For the gravy, I skimmed all the fat off the top of the drippings that were left in the pan. I then used a Tupperware (Hidden Valley Ranch, to be exact) shaker. I put two tablespoons of flour in it at a time, filled it with water, and shook. I dumped this in to the drippings. I did this twice. But you simply add flour and water until your gravy is at your desired consistency. Stir your gravy constantly while it boils. That is key. And since the drippings had orange juice in them, I found the gravy too sweet. So I added two packets of dry brown gravy mix as well.
My boys loved it! There were enough leftovers to freeze a small meal for another time.
I found this yummy soup recipe on allrecipes.com. I have very picky eaters – I only have one boy who will eat almost anything. The rest are very picky about which vegetables they will eat, and they watch out for “green stuff” in any soup I make! 😉 Despite the carrots and onions, this is one my whole family gobbled up! I pulled some frozen dinner rolls out of the freezer and served up a yummy fall meal.
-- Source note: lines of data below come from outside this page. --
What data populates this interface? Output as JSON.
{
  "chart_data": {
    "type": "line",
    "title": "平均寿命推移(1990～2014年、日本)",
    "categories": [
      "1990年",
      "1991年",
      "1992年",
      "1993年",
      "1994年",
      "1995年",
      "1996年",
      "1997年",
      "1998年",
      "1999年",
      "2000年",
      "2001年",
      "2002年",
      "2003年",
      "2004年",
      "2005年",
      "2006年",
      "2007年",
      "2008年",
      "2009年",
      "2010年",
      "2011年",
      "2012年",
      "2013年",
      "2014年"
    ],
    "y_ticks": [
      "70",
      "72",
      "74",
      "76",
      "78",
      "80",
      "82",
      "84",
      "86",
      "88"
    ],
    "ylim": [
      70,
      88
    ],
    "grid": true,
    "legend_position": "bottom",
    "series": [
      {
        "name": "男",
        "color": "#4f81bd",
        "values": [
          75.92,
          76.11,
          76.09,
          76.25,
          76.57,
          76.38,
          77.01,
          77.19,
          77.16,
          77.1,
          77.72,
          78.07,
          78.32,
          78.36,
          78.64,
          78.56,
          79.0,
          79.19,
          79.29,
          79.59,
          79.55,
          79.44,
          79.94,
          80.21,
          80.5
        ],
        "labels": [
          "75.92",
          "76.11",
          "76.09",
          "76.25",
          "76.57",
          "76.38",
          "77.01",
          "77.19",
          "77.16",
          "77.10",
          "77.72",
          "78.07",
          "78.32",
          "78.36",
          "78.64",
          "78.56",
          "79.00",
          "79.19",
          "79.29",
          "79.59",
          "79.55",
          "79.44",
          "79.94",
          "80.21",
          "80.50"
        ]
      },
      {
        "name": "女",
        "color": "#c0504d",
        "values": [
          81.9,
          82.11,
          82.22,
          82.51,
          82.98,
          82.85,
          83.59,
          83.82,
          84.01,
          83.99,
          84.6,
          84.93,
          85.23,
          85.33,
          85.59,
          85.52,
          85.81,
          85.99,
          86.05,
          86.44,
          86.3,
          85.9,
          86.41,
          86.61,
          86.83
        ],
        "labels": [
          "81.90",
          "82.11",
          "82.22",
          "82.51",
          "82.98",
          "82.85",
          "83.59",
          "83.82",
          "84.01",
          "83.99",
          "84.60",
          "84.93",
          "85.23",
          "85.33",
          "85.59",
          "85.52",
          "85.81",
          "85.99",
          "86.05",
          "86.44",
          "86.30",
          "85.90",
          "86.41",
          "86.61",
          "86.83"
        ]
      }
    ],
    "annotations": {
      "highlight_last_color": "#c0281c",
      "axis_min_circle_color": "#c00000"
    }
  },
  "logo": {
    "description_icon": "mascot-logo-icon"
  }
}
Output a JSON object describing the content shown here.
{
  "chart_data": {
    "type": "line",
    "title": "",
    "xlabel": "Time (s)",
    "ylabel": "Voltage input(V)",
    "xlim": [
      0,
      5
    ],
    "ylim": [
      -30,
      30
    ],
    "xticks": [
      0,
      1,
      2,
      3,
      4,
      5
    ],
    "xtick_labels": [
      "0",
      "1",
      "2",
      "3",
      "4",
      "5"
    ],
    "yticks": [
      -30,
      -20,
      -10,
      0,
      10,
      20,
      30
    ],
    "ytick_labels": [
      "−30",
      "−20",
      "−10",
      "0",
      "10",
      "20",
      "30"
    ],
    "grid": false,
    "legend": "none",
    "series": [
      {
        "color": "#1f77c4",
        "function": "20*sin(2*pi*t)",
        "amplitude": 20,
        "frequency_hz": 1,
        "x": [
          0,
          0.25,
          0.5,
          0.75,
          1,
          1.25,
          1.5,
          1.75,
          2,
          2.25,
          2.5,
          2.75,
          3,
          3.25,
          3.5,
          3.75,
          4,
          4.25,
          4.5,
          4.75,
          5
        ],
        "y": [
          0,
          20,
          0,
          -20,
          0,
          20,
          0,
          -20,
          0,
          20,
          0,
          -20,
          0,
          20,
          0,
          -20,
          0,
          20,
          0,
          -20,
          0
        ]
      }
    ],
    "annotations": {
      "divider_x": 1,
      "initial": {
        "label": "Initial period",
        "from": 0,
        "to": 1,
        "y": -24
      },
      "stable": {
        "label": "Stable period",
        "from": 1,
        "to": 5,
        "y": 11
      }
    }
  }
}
For dessert, homemade brownies. My kids told me I was “on fire”! 😉
1/2 pound ground beef
3/4 cup chopped onion
3/4 cup shredded carrots
3/4 cup chopped celery
1 teaspoon dried basil
1 teaspoon dried parsley
4 tablespoons butter
3 cups chicken broth
4 cups cubed potatoes
1/4 cup all-purpose flour
2 cups cubed Cheddar cheese
1 1/2 cups milk
1/4 cup sour cream
(For my family size, I tripled it.)
In a large pot, melt 1 tablespoon butter or margarine over medium heat: cook and stir vegetables and beef , until beef is brown.
Stir in basil and parsley. Add broth and potatoes. Bring to a boil, then simmer until potatoes are tender, about 10-12 minutes.
(I also fried up some bacon, crumbled it up, and added it at this point.)
Melt the remainder of butter and stir in flour. Add the milk, stirring until smooth.
Gradually add milk mixture to the soup, stirring constantly. Bring to a boil and reduce heat to simmer. Stir in cheese. When cheese is melted, add sour cream and heat through. Do not boil.
If you like ooey, gooey brownies, these are to die for!
(For my family size, I doubled it)
- Preheat oven to 350 degrees F (175 degrees C). Grease and flour an 8-inch square pan.
- In a large saucepan, melt 1/2 cup butter. Remove from heat, and stir in sugar, eggs, and 1 teaspoon vanilla. Beat in 1/3 cup cocoa, 1/2 cup flour, salt, and baking powder. Spread batter into prepared pan.
- Bake in preheated oven for 25 to 30 minutes. Do not overcook.
- To Make Frosting: Combine 3 tablespoons softened butter, 3 tablespoons cocoa, honey, 1 teaspoon vanilla extract, and 1 cup confectioners’ sugar. Stir until smooth. Frost brownies while they are still warm.